Does it "hold up"?, is the mainstream question, for like... new audiences(?); as if any silent movie, no matter how great, still "holds up" with today's audiences! Not even the "hottest" filmmakers of our days, nor critics, seem to be able to bare a sitting through even the most representational and influential films of that era!.. Which silent ones would I recommend had I been-seriously-asked that question? Undoubtedly the ones that pop first to mind aside from the great comedies of Chaplin and Keaton, are the films of F. W. Murnau. From all his contemporaries, Murnau seemed to be the one to grasp the artform better that anybody. He tried what anybody should have set as their major goal: get rid of the title cards!.. This is a visual artform, right? Get rid of the letters and let them be in their own playground-literature. Epics as Nibelungen are opera, thus it's up to you whether you can fathom its exaggerated nature or dismiss it as not your cup-of-tea.

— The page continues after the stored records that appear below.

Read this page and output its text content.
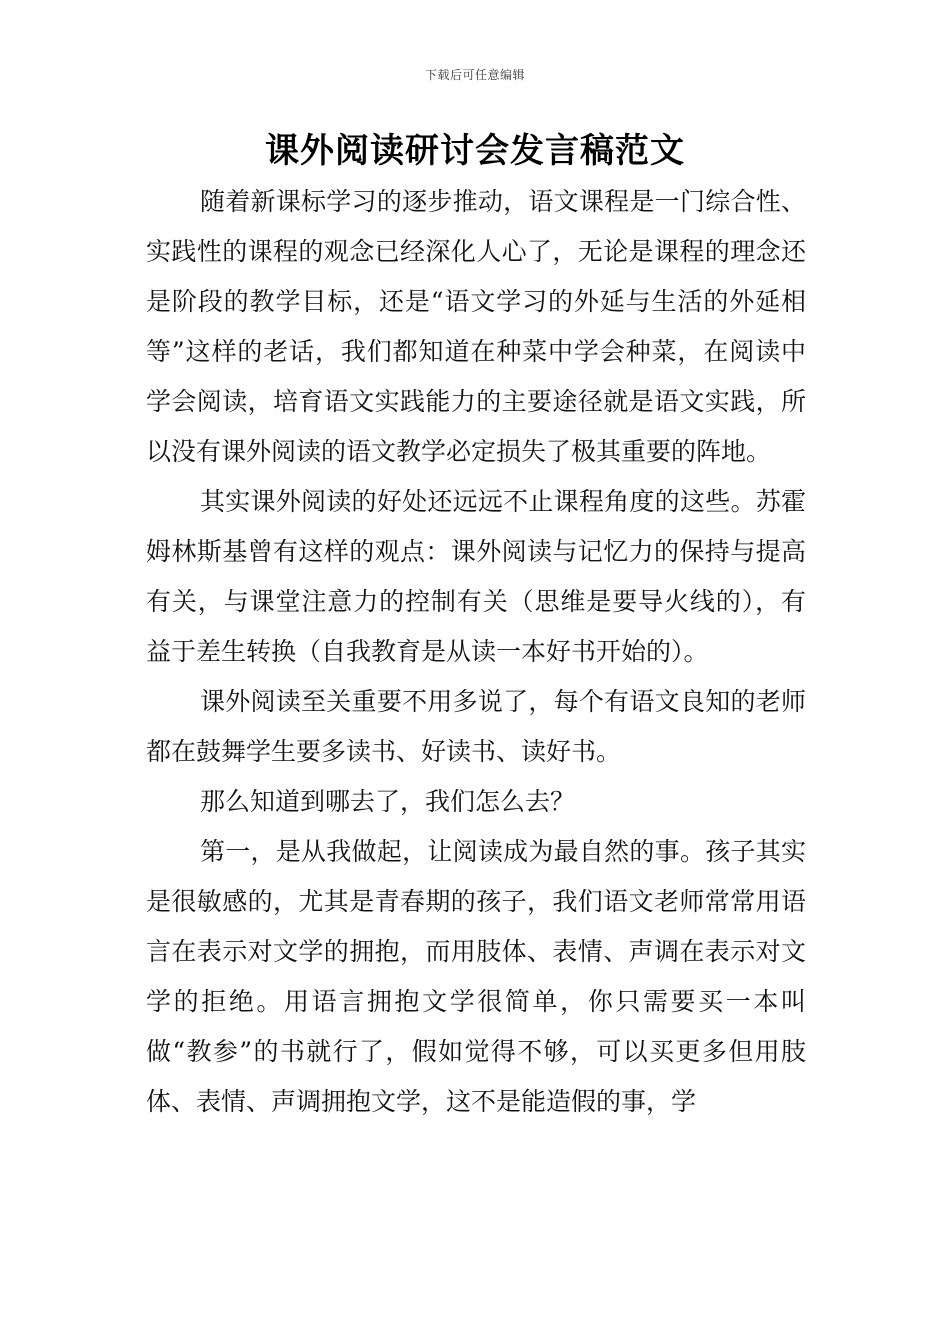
下载后可任意编辑
课外阅读研讨会发言稿范文

随着新课标学习的逐步推动，语文课程是一门综合性、实践性的课程的观念已经深化人心了，无论是课程的理念还是阶段的教学目标，还是“语文学习的外延与生活的外延相等”这样的老话，我们都知道在种菜中学会种菜，在阅读中学会阅读，培育语文实践能力的主要途径就是语文实践，所以没有课外阅读的语文教学必定损失了极其重要的阵地。

其实课外阅读的好处还远远不止课程角度的这些。苏霍姆林斯基曾有这样的观点：课外阅读与记忆力的保持与提高有关，与课堂注意力的控制有关（思维是要导火线的），有益于差生转换（自我教育是从读一本好书开始的）。

课外阅读至关重要不用多说了，每个有语文良知的老师都在鼓舞学生要多读书、好读书、读好书。

那么知道到哪去了，我们怎么去？

第一，是从我做起，让阅读成为最自然的事。孩子其实是很敏感的，尤其是青春期的孩子，我们语文老师常常用语言在表示对文学的拥抱，而用肢体、表情、声调在表示对文学的拒绝。用语言拥抱文学很简单，你只需要买一本叫做“教参”的书就行了，假如觉得不够，可以买更多但用肢体、表情、声调拥抱文学，这不是能造假的事，学
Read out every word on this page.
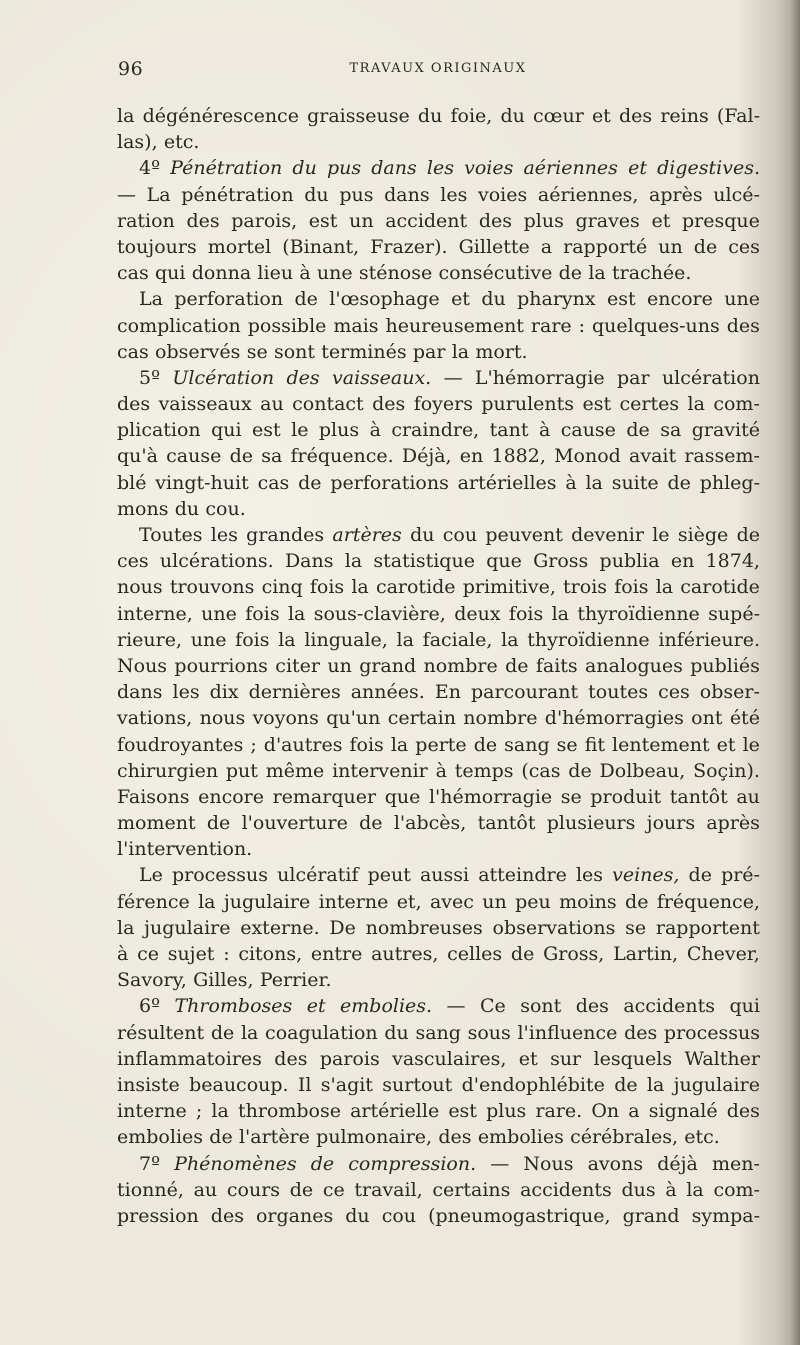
96	TRAVAUX ORIGINAUX
la dégénérescence graisseuse du foie, du cœur et des reins (Fal-
las), etc.
4º Pénétration du pus dans les voies aériennes et digestives.
— La pénétration du pus dans les voies aériennes, après ulcé-
ration des parois, est un accident des plus graves et presque
toujours mortel (Binant, Frazer). Gillette a rapporté un de ces
cas qui donna lieu à une sténose consécutive de la trachée.
La perforation de l'œsophage et du pharynx est encore une
complication possible mais heureusement rare : quelques-uns des
cas observés se sont terminés par la mort.
5º Ulcération des vaisseaux. — L'hémorragie par ulcération
des vaisseaux au contact des foyers purulents est certes la com-
plication qui est le plus à craindre, tant à cause de sa gravité
qu'à cause de sa fréquence. Déjà, en 1882, Monod avait rassem-
blé vingt-huit cas de perforations artérielles à la suite de phleg-
mons du cou.
Toutes les grandes artères du cou peuvent devenir le siège de
ces ulcérations. Dans la statistique que Gross publia en 1874,
nous trouvons cinq fois la carotide primitive, trois fois la carotide
interne, une fois la sous-clavière, deux fois la thyroïdienne supé-
rieure, une fois la linguale, la faciale, la thyroïdienne inférieure.
Nous pourrions citer un grand nombre de faits analogues publiés
dans les dix dernières années. En parcourant toutes ces obser-
vations, nous voyons qu'un certain nombre d'hémorragies ont été
foudroyantes ; d'autres fois la perte de sang se fit lentement et le
chirurgien put même intervenir à temps (cas de Dolbeau, Soçin).
Faisons encore remarquer que l'hémorragie se produit tantôt au
moment de l'ouverture de l'abcès, tantôt plusieurs jours après
l'intervention.
Le processus ulcératif peut aussi atteindre les veines, de pré-
férence la jugulaire interne et, avec un peu moins de fréquence,
la jugulaire externe. De nombreuses observations se rapportent
à ce sujet : citons, entre autres, celles de Gross, Lartin, Chever,
Savory, Gilles, Perrier.
6º Thromboses et embolies. — Ce sont des accidents qui
résultent de la coagulation du sang sous l'influence des processus
inflammatoires des parois vasculaires, et sur lesquels Walther
insiste beaucoup. Il s'agit surtout d'endophlébite de la jugulaire
interne ; la thrombose artérielle est plus rare. On a signalé des
embolies de l'artère pulmonaire, des embolies cérébrales, etc.
7º Phénomènes de compression. — Nous avons déjà men-
tionné, au cours de ce travail, certains accidents dus à la com-
pression des organes du cou (pneumogastrique, grand sympa-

Kriemhild, as any sequel or prequel should, plays as a totally different movie than the first one. Kriemhild proves to be a much more interesting character than her heroic late husband, for the pioneering maestro behind this epic seems to be much more invested in her story; much more interested in capturing the earthly, gorgeous, wildcat's eyes and pressed-together lips of Margarete Schön, than the otherworldly, firelike lionwig of a dull übermensch Paul Richter plays; more interested even than capturing the -still- astonishing set-pieces. No wonder, albeit shots and scenes do, in an operatic fashion, drag on as much as in the first part, one doesn't have as much of a problem to keep up with this story, for one longs to see both the revenge (what the title's promising us) and our anti-heroine's outcome.
Overall, for film-buffs, Die Nibelungen seems as a meaningful (true) discovery, the study of which would enrich their understanding of the artform, renew their appreciation for it, and baffle them on why there's not as much of discussion surrounding this movie, for it has obviously inspired the creation of every saga since.